Motion relative au devenir du lycée de l'Arche Guédon à Torcy

Réuni en séance le 20 décembre 2012, le Comité syndical du SAN de Marne-la-vallée/Val Maubuée apporte son soutien à la communauté éducative du lycée de l’Arche-Guédon.

Depuis plusieurs années, les collectivités locales - ville de Torcy, SAN du Val-Maubuée - et l’Etablissement Public d’Aménagement de Marne-la-Vallée (Epamarne) ont bâti un projet ambitieux de restructuration urbaine du quartier de l’Arche-Guédon.

En cœur de quartier, figurent le collège et le lycée de l’Arche-Guédon pour lesquels le Conseil Général de Seine-et-Marne et la Région Ile-de-France ont été systématiquement associés au projet urbain et interpellés sur le devenir qu’ils comptaient donner à ces deux établissements scolaires auxquels les élus de la ville de Torcy et du SAN du Val Maubuée sont particulièrement attachés.

Dès la décision prise par le Conseil Général de Seine-et-Marne de reconstruire à proximité du site actuel un collège neuf exemplaire, tant au niveau des conditions de scolarité futures que de ses performances énergétiques et environnementales, la ville de Torcy et le SAN du Val-Maubuée ont tout fait afin que les procédures réglementaires soient menées à bien, et ce dans les meilleurs délais.

L’imbrication des bâtiments des deux établissements scolaires actuels, la mixité des installations techniques, les dysfonctionnements récurrents rencontrés sur ces établissements vieillissants rendent d’autant plus indispensable l’officialisation par la Région Ile-de-France de sa décision définitive concernant le futur site d’accueil des filières d’enseignement aujourd’hui dispensées au sein du lycée de l’Arche-Guédon.

A ce jour, le programme prévisionnel d’investissement (P.P.I.) 2012-2022 de la Région Ile- de-France concernant les lycées, présenté le 15 octobre 2012, prévoit la fermeture du lycée de l’Arche-Guédon et le transfert des formations sans réduction des capacités sur les lycées du secteur.
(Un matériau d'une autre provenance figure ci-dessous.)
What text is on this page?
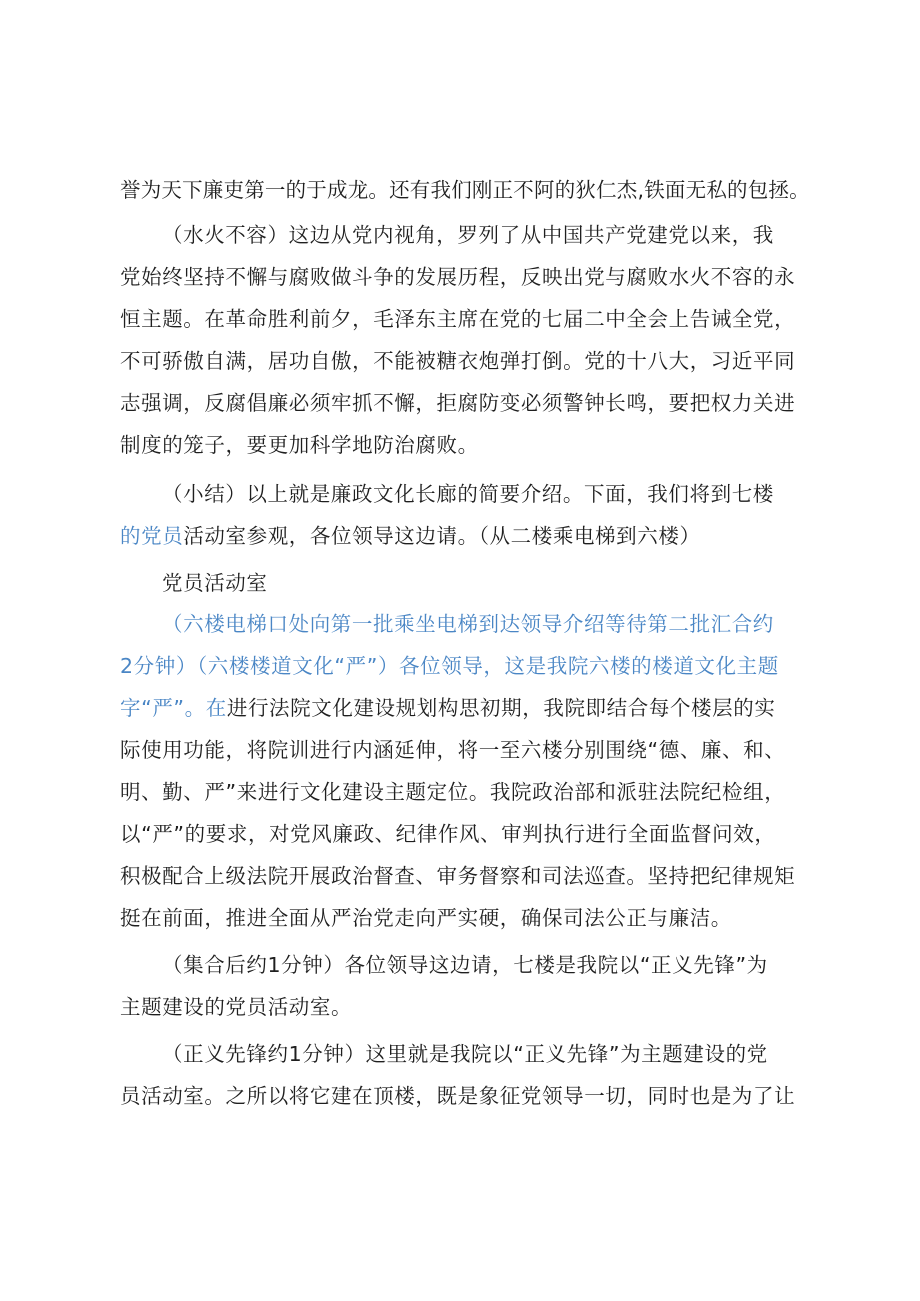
誉为天下廉吏第一的于成龙。还有我们刚正不阿的狄仁杰,铁面无私的包拯。
（水火不容）这边从党内视角，罗列了从中国共产党建党以来，我
党始终坚持不懈与腐败做斗争的发展历程，反映出党与腐败水火不容的永
恒主题。在革命胜利前夕，毛泽东主席在党的七届二中全会上告诫全党，
不可骄傲自满，居功自傲，不能被糖衣炮弹打倒。党的十八大，习近平同
志强调，反腐倡廉必须牢抓不懈，拒腐防变必须警钟长鸣，要把权力关进
制度的笼子，要更加科学地防治腐败。
（小结）以上就是廉政文化长廊的简要介绍。下面，我们将到七楼
的党员活动室参观，各位领导这边请。（从二楼乘电梯到六楼）
党员活动室
（六楼电梯口处向第一批乘坐电梯到达领导介绍等待第二批汇合约
2分钟）（六楼楼道文化“严”）各位领导，这是我院六楼的楼道文化主题
字“严”。在进行法院文化建设规划构思初期，我院即结合每个楼层的实
际使用功能，将院训进行内涵延伸，将一至六楼分别围绕“德、廉、和、
明、勤、严”来进行文化建设主题定位。我院政治部和派驻法院纪检组，
以“严”的要求，对党风廉政、纪律作风、审判执行进行全面监督问效，
积极配合上级法院开展政治督查、审务督察和司法巡查。坚持把纪律规矩
挺在前面，推进全面从严治党走向严实硬，确保司法公正与廉洁。
（集合后约1分钟）各位领导这边请，七楼是我院以“正义先锋”为
主题建设的党员活动室。
（正义先锋约1分钟）这里就是我院以“正义先锋”为主题建设的党
员活动室。之所以将它建在顶楼，既是象征党领导一切，同时也是为了让
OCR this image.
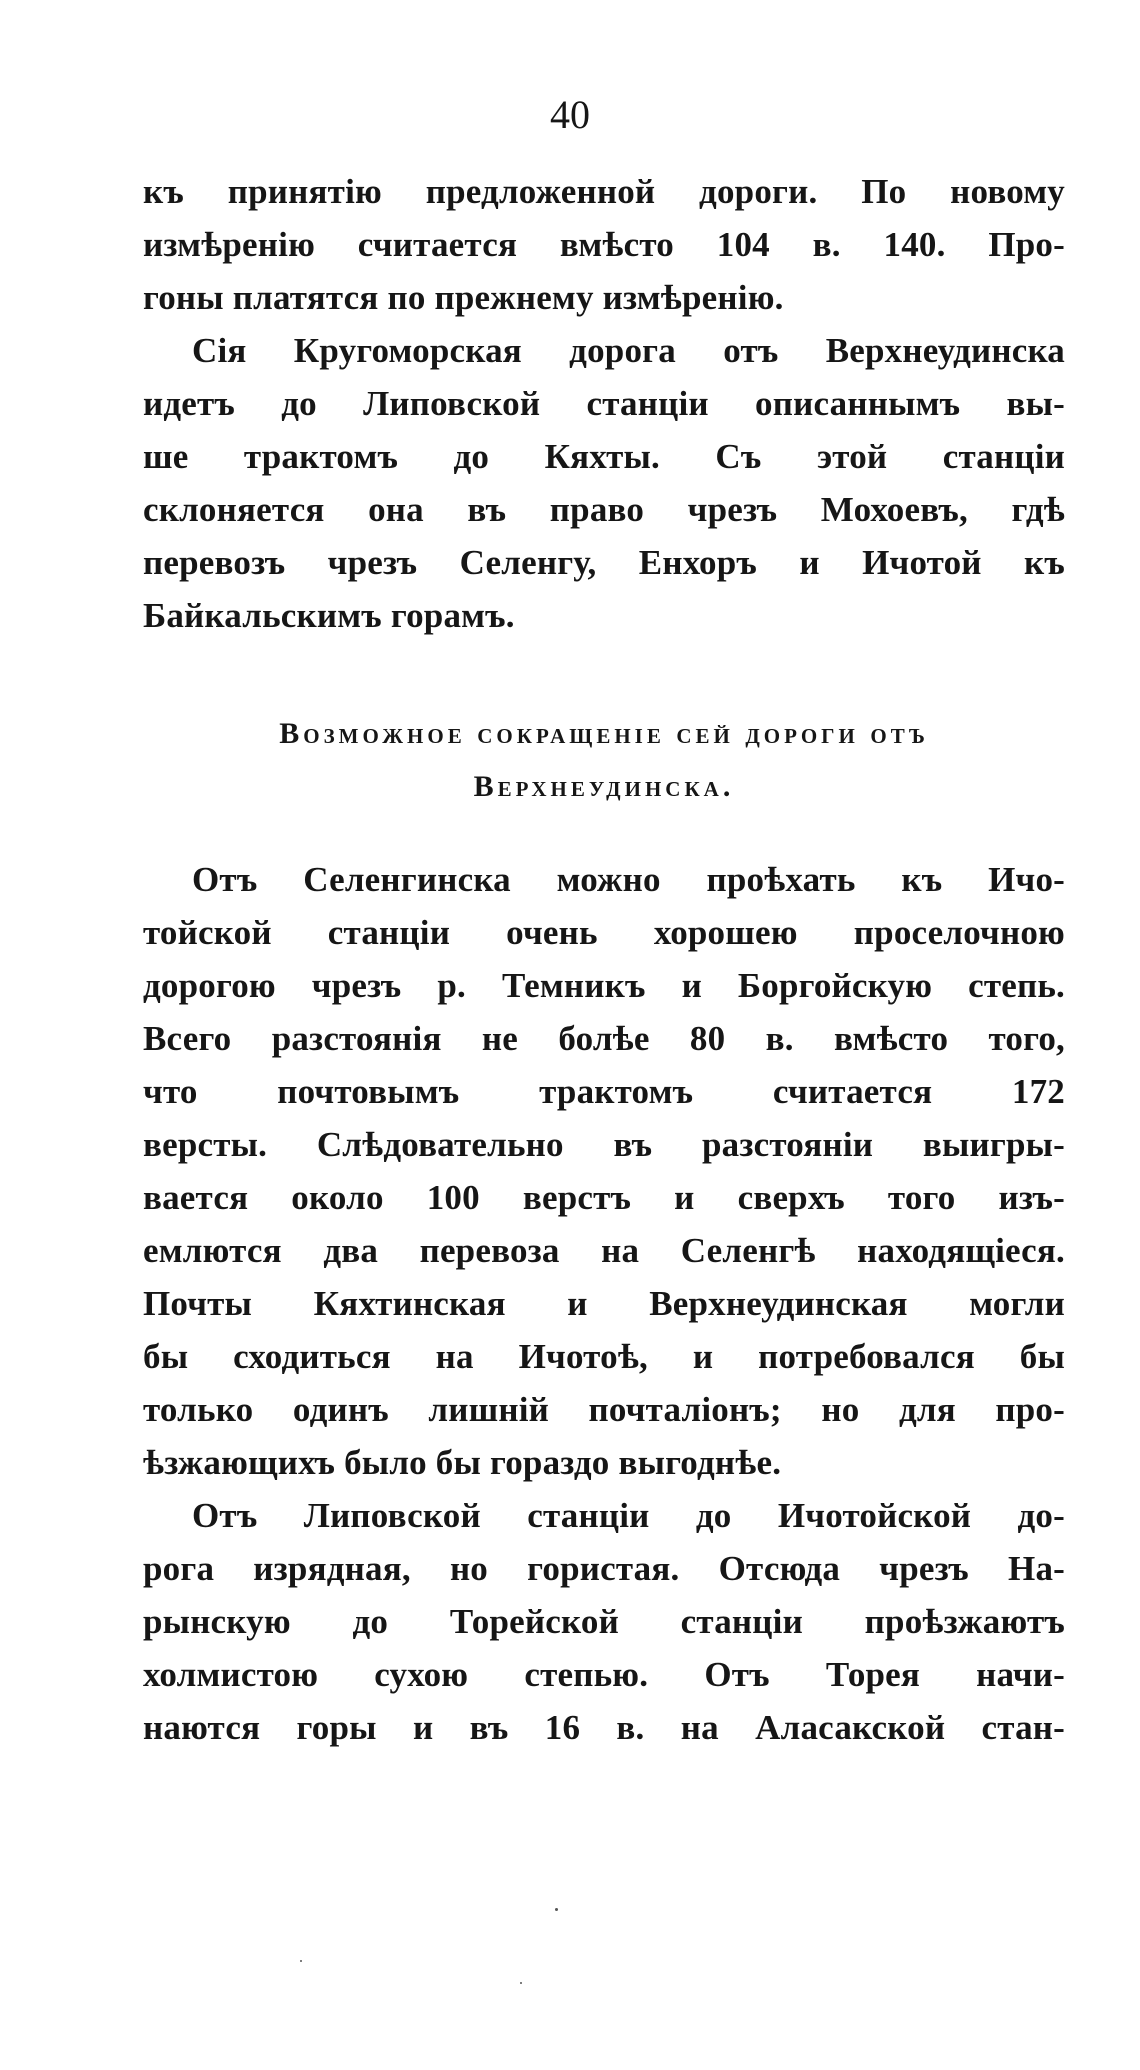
40
къ принятію предложенной дороги. По новому
измѣренію считается вмѣсто 104 в. 140. Про-
гоны платятся по прежнему измѣренію.
Сія Кругоморская дорога отъ Верхнеудинска
идетъ до Липовской станціи описаннымъ вы-
ше трактомъ до Кяхты. Съ этой станціи
склоняется она въ право чрезъ Мохоевъ, гдѣ
перевозъ чрезъ Селенгу, Енхоръ и Ичотой къ
Байкальскимъ горамъ.
Возможное сокращеніе сей дороги отъ
Верхнеудинска.
Отъ Селенгинска можно проѣхать къ Ичо-
тойской станціи очень хорошею проселочною
дорогою чрезъ р. Темникъ и Боргойскую степь.
Всего разстоянія не болѣе 80 в. вмѣсто того,
что почтовымъ трактомъ считается 172
версты. Слѣдовательно въ разстояніи выигры-
вается около 100 верстъ и сверхъ того изъ-
емлются два перевоза на Селенгѣ находящіеся.
Почты Кяхтинская и Верхнеудинская могли
бы сходиться на Ичотоѣ, и потребовался бы
только одинъ лишній почталіонъ; но для про-
ѣзжающихъ было бы гораздо выгоднѣе.
Отъ Липовской станціи до Ичотойской до-
рога изрядная, но гористая. Отсюда чрезъ На-
рынскую до Торейской станціи проѣзжаютъ
холмистою сухою степью. Отъ Торея начи-
наются горы и въ 16 в. на Аласакской стан-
De même, sont prévus la construction du nouveau lycée de Lognes et la rénovation globale du lycée Jean-Moulin.

Lors du Conseil d’Administration du lycée de l’Arche-Guédon du 6 décembre 2012, les enseignants ont exprimé avec force leur inquiétude quant à l’absence de réponse et d’informations officielles de la part du Rectorat concernant le devenir de la carte des formations dispensées au sein du lycée.

Alors qu’une réunion de travail avait été annoncée par le Rectorat le 17 janvier 2013, concertation demandée depuis des mois par les enseignants, le Rectorat vient de rendre publiques ses propositions d’évolutions de l’offre de formations pour la rentrée 2013 qui, au titre de la Seine-et-Marne, prévoient en 2013 la fermeture des deux classes de 1ère ST2S et à la rentrée 2014 celle du CAP Cuisine-Restauration.

Ces annonces, qui font suite à la fermeture en juin 2012, à la veille des congés, de la Seconde Générale sont inacceptables et mettent en péril l’offre de formations assurée avec qualité et succès par le lycée de l’Arche-Guédon.

C’est pourquoi le Comité syndical, après en avoir délibéré,

  • souhaite que l’ouverture du nouveau collège de l’Arche-Guédon puisse se faire en septembre 2015 ;
  • demande à la Région Ile-de-France d’officialiser sa décision quant au devenir du lycée de l’Arche-Guédon, compte tenu du retard pris dans le lancement des travaux de construction du lycée de Lognes, et exprime sa demande afin que l’ensemble des filières d’enseignement assurées par le lycée de l’Arche-Guédon puissent être accueillies dans leur intégralité dans un établissement unique implanté sur le Val- Maubuée ;
  • souhaite que les études techniques et organisationnelles soient engagées immédiatement afin de confirmer la faisabilité d’un accueil des filières d’enseignement du lycée de l’Arche-Guédon au sein du lycée Jean-Moulin à Torcy dont la rénovation globale a été actée par la Région Ile-de-France ;
  • demande que le Rectorat prenne enfin en considération les demandes de concertation exprimées par la communauté éducative du lycée de l’Arche-Guédon et engage de véritables négociations à mener dans les plus brefs délais
  • demande un moratoire sur les propositions d’évolutions de l’offre de formation à la rentrée 2013 présentées sans concertation préalable par le Rectorat ;
  • demande qu’au niveau national soient revus les textes remettant en cause les filières technologiques.